Lime Garden’s concerns will strike a chord with anyone who’s imagined a particular life for themselves and had to push on through the clouds of panic that it might never come to fruition. “I fear the feeling of failure,” Howard admits on ‘Fears’. “I fear the thought of some success.” As she sings, Leila Deeley’s buzzing guitar mimics the tension and anxieties that course through her words.
‘One More Thing’ isn’t just an ode to what could be or what might slip through your fingers. It’s also fuelled by obsession and a variety of female relationships.
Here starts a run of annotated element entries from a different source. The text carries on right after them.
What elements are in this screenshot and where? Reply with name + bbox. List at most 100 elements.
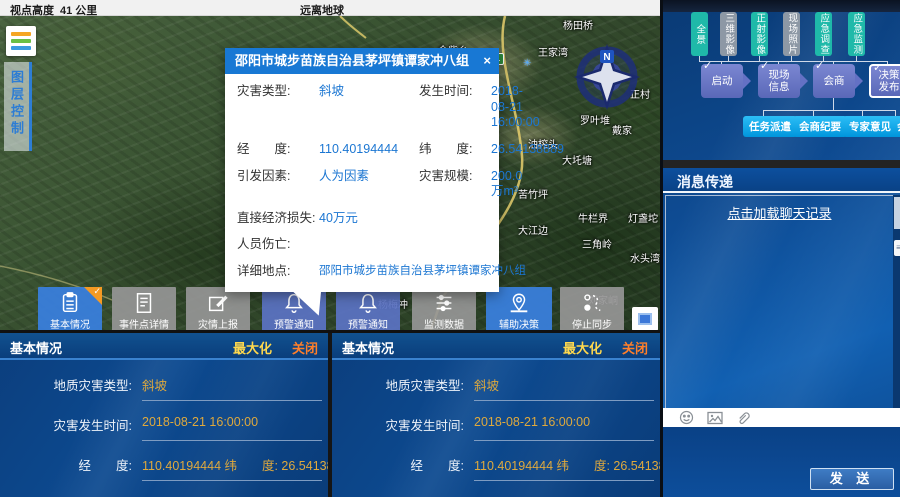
action-consult[interactable]: 会商 bbox=[891, 116, 900, 137]
popup-body: 灾害类型: 斜坡 发生时间: 2018-08-21 16:00:00 经 度: … bbox=[225, 74, 499, 292]
field-underline bbox=[142, 400, 322, 401]
stage-emergency-survey[interactable]: 应急调查 bbox=[815, 12, 832, 56]
step-label: 启动 bbox=[712, 75, 733, 87]
chat-toolbar bbox=[663, 408, 900, 427]
map-place-label: 苦竹坪 bbox=[518, 186, 548, 201]
maximize-button[interactable]: 最大化 bbox=[563, 338, 602, 357]
message-title: 消息传递 bbox=[677, 172, 733, 192]
action-task-dispatch[interactable]: 任务派遣 bbox=[743, 116, 797, 137]
basic-info-panel-right: 基本情况 最大化 关闭 地质灾害类型: 斜坡 灾害发生时间: 2018-08-2… bbox=[332, 333, 660, 497]
clipboard-icon bbox=[57, 291, 83, 315]
app-root: 视点高度 41 公里 远离地球 杨田桥 金紫乡 王家湾 正村 罗叶堆 戴家 油榨… bbox=[0, 0, 900, 497]
panel-collapse-handle[interactable]: ≡ bbox=[894, 240, 900, 256]
toolbar-label: 预警通知 bbox=[348, 316, 388, 331]
field-underline bbox=[474, 400, 654, 401]
map-place-label: 戴家 bbox=[612, 122, 632, 137]
map-place-label: 大江边 bbox=[518, 222, 548, 237]
field-value: 40万元 bbox=[319, 211, 419, 227]
toolbar-button-monitor-data[interactable]: 监测数据 bbox=[412, 287, 476, 331]
toolbar-label: 辅助决策 bbox=[499, 316, 539, 331]
field-value: 人为因素 bbox=[319, 169, 419, 200]
fit-view-button[interactable] bbox=[632, 307, 658, 331]
stage-panorama[interactable]: 全景 bbox=[691, 12, 708, 56]
layer-control-button[interactable]: 图层控制 bbox=[4, 62, 32, 151]
toolbar-button-basic-info[interactable]: 基本情况 ✓ bbox=[38, 287, 102, 331]
sliders-icon bbox=[431, 291, 457, 315]
stage-emergency-monitor[interactable]: 应急监测 bbox=[848, 12, 865, 56]
document-icon bbox=[131, 291, 157, 315]
step-label: 现场信息 bbox=[766, 69, 792, 93]
toolbar-label: 灾情上报 bbox=[198, 316, 238, 331]
hamburger-bar bbox=[11, 32, 31, 36]
action-expert-opinion[interactable]: 专家意见 bbox=[843, 116, 897, 137]
message-section-header: 消息传递 bbox=[663, 168, 900, 193]
chat-scrollbar[interactable] bbox=[893, 195, 900, 408]
check-icon: ✓ bbox=[703, 60, 712, 73]
stage-3d-imagery[interactable]: 三维影像 bbox=[720, 12, 737, 56]
panel-divider bbox=[328, 333, 332, 497]
stage-label: 应急调查 bbox=[819, 13, 829, 55]
toolbar-label: 事件点详情 bbox=[119, 316, 169, 331]
stage-site-photos[interactable]: 现场照片 bbox=[783, 12, 800, 56]
field-value: 斜坡 bbox=[474, 375, 499, 394]
field-label: 灾害规模: bbox=[419, 169, 491, 200]
action-meeting-minutes[interactable]: 会商纪要 bbox=[793, 116, 847, 137]
stage-ortho-imagery[interactable]: 正射影像 bbox=[751, 12, 768, 56]
check-icon: ✓ bbox=[873, 62, 882, 75]
field-label: 发生时间: bbox=[419, 84, 491, 131]
toolbar-label: 基本情况 bbox=[50, 316, 90, 331]
send-button[interactable]: 发 送 bbox=[810, 468, 894, 490]
field-value: 26.54138889 bbox=[491, 142, 564, 158]
field-label: 纬 度: bbox=[419, 142, 491, 158]
map-place-label: 水头湾 bbox=[630, 250, 660, 265]
chat-scrollbar-thumb[interactable] bbox=[894, 197, 900, 229]
close-button[interactable]: 关闭 bbox=[622, 338, 648, 357]
disaster-info-popup: 邵阳市城步苗族自治县茅坪镇谭家冲八组 × 灾害类型: 斜坡 发生时间: 2018… bbox=[225, 48, 499, 292]
step-start[interactable]: ✓ 启动 bbox=[701, 64, 743, 98]
fit-view-icon bbox=[638, 313, 652, 325]
map-status-bar: 视点高度 41 公里 远离地球 bbox=[0, 0, 660, 16]
stage-label: 全景 bbox=[695, 24, 705, 45]
toolbar-button-warning-notice-2[interactable]: 预警通知 bbox=[336, 287, 400, 331]
action-label: 会商纪要 bbox=[799, 119, 841, 134]
chat-history-area[interactable]: 点击加载聊天记录 bbox=[665, 195, 893, 408]
toolbar-button-stop-sync[interactable]: 停止同步 bbox=[560, 287, 624, 331]
message-input[interactable]: 发 送 bbox=[663, 427, 900, 497]
toolbar-button-report[interactable]: 灾情上报 bbox=[186, 287, 250, 331]
compass-icon[interactable]: N bbox=[572, 40, 642, 110]
hamburger-bar bbox=[11, 46, 31, 50]
workflow-message-panel: 全景 三维影像 正射影像 现场照片 应急调查 应急监测 ✓ 启动 ✓ 现场信息 … bbox=[660, 0, 900, 497]
field-label: 灾害类型: bbox=[237, 84, 319, 131]
close-icon[interactable]: × bbox=[483, 48, 491, 74]
step-site-info[interactable]: ✓ 现场信息 bbox=[758, 64, 800, 98]
emoji-icon[interactable] bbox=[679, 410, 694, 425]
field-label: 引发因素: bbox=[237, 169, 319, 200]
panel-header: 基本情况 最大化 关闭 bbox=[332, 333, 660, 360]
step-decision-release[interactable]: ✓ 决策发布 bbox=[869, 64, 900, 98]
field-value: 2018-08-21 16:00:00 bbox=[491, 84, 540, 131]
close-button[interactable]: 关闭 bbox=[292, 338, 318, 357]
toolbar-button-decision-support[interactable]: 辅助决策 bbox=[486, 287, 552, 331]
stage-label: 正射影像 bbox=[755, 13, 765, 55]
toolbar-button-event-detail[interactable]: 事件点详情 bbox=[112, 287, 176, 331]
bell-icon bbox=[355, 291, 381, 315]
toolbar-label: 监测数据 bbox=[424, 316, 464, 331]
maximize-button[interactable]: 最大化 bbox=[233, 338, 272, 357]
menu-toggle-button[interactable] bbox=[6, 26, 36, 56]
field-label: 详细地点: bbox=[237, 264, 319, 280]
route-icon bbox=[579, 291, 605, 315]
check-icon: ✓ bbox=[815, 60, 824, 73]
stage-label: 应急监测 bbox=[852, 13, 862, 55]
step-consultation[interactable]: ✓ 会商 bbox=[813, 64, 855, 98]
paperclip-icon[interactable] bbox=[736, 410, 751, 425]
map-place-label: 杨田桥 bbox=[563, 17, 593, 32]
image-icon[interactable] bbox=[707, 411, 723, 425]
field-label: 经 度: bbox=[237, 142, 319, 158]
field-value: 110.40194444 纬 度: 26.54138889 bbox=[474, 455, 660, 474]
layer-control-label: 图层控制 bbox=[7, 70, 26, 138]
map-place-label: 灯盏坨 bbox=[628, 210, 658, 225]
load-chat-history-link[interactable]: 点击加载聊天记录 bbox=[666, 203, 893, 222]
field-underline bbox=[474, 440, 654, 441]
field-label: 直接经济损失: bbox=[237, 211, 319, 227]
field-value: 200.0万m³ bbox=[491, 169, 522, 200]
The Strokes-y jitters of ‘I Want To Be You’ tells the story of a young Howard looking at a band on stage and wondering if she wanted to be them, be with them, or both. “I wanna know what it means to be the one on TV,” she murmurs. “To have all eyes on me / I wish I was pretty.” The satirical ‘Nepotism (baby)’ – which rolls with the attitude and bounce of The Breeders – turns infatuation into envy, simultaneously awestruck and over the rich kid with “the smile of a thousand puppy dog heads” who can “show you how to live like you’ve never known”. ‘Mother’, meanwhile, uses a Talking Heads groove to explore the bond between mother and daughter and how the roots of that deepen as you grow up.
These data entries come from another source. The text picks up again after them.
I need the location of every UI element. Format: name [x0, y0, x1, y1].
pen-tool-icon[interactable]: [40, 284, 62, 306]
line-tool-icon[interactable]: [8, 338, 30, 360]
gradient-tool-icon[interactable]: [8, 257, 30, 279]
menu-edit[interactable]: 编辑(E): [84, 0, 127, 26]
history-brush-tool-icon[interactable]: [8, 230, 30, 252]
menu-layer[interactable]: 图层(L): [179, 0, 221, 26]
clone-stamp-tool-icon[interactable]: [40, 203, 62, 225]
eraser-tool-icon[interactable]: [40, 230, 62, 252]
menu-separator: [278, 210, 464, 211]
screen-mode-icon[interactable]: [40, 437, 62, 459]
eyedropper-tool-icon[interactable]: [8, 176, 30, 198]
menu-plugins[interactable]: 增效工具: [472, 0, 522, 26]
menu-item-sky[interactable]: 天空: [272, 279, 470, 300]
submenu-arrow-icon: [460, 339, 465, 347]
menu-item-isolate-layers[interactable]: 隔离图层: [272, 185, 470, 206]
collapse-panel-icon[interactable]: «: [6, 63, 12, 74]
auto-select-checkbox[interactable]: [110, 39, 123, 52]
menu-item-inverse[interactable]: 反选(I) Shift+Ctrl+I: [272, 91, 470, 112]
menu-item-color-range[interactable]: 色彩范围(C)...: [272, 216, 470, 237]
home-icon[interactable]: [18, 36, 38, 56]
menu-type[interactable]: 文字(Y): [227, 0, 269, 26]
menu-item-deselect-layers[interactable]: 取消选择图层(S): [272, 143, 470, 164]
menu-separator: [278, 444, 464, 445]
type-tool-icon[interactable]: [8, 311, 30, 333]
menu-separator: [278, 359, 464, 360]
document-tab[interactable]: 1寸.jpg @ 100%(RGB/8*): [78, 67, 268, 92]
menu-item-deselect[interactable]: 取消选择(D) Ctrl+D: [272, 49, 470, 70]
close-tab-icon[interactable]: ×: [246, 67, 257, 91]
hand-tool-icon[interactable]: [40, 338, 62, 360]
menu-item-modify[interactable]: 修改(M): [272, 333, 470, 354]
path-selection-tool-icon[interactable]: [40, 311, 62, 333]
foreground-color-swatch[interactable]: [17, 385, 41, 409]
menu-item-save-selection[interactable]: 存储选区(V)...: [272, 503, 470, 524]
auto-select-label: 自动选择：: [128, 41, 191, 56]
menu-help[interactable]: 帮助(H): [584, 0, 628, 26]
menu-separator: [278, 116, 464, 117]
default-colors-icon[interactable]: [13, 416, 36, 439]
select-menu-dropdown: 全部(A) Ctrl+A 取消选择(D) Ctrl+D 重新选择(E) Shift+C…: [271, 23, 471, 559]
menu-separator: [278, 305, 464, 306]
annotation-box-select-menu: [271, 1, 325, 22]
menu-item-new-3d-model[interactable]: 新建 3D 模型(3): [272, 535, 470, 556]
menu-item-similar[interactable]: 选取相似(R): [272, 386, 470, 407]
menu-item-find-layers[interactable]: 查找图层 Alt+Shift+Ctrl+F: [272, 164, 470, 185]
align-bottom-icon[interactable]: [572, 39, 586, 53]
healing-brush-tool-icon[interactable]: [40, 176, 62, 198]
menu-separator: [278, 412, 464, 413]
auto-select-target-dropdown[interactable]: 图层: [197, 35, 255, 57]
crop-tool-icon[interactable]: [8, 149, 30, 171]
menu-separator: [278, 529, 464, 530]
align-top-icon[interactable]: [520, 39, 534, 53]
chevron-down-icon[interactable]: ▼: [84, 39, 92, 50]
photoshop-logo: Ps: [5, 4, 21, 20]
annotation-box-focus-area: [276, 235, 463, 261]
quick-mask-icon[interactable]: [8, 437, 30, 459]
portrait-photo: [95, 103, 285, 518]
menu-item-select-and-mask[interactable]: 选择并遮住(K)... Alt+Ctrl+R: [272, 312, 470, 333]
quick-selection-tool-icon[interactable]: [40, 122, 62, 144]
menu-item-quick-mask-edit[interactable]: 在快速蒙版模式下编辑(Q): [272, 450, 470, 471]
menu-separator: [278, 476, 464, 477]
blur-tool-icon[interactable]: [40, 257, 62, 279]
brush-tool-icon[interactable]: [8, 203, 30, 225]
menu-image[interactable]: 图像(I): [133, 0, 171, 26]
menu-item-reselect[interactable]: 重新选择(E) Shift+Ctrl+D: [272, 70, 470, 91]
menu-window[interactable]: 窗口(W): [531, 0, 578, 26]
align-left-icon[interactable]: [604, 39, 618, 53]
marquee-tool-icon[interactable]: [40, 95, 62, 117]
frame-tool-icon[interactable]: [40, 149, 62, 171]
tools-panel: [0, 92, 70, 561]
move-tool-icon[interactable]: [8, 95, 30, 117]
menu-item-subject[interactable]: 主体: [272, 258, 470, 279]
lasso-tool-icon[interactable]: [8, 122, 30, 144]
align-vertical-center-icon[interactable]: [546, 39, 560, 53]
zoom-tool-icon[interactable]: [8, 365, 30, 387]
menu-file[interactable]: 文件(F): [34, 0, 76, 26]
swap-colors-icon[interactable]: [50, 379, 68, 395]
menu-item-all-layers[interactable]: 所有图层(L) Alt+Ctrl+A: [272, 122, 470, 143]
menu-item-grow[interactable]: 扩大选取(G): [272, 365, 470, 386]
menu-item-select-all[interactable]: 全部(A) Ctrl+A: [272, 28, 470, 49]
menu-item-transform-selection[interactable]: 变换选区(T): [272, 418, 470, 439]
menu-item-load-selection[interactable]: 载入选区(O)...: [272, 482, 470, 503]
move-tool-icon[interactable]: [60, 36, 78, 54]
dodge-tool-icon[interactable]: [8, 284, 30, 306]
No matter what subject they’re writing about, Lime Garden are committed to mixing things up sonically. Album opener ‘Love Song’ mixes the best scuzzy, angular sounds of indie sleaze into a lowkey indie disco hit, while ‘Floor’ ups the vocal processing and adds a pulsating beat to make something dancier. Those layers often get stripped back to, like on the sparse and frosty ‘It’, or especially so on ‘Looking’, a raw acoustic finalé. That the band excel at all suggests one thing – the state of the music industry means their day jobs might have to stick around for now, but Lime Garden’s time in the spotlight isn’t ending any time soon.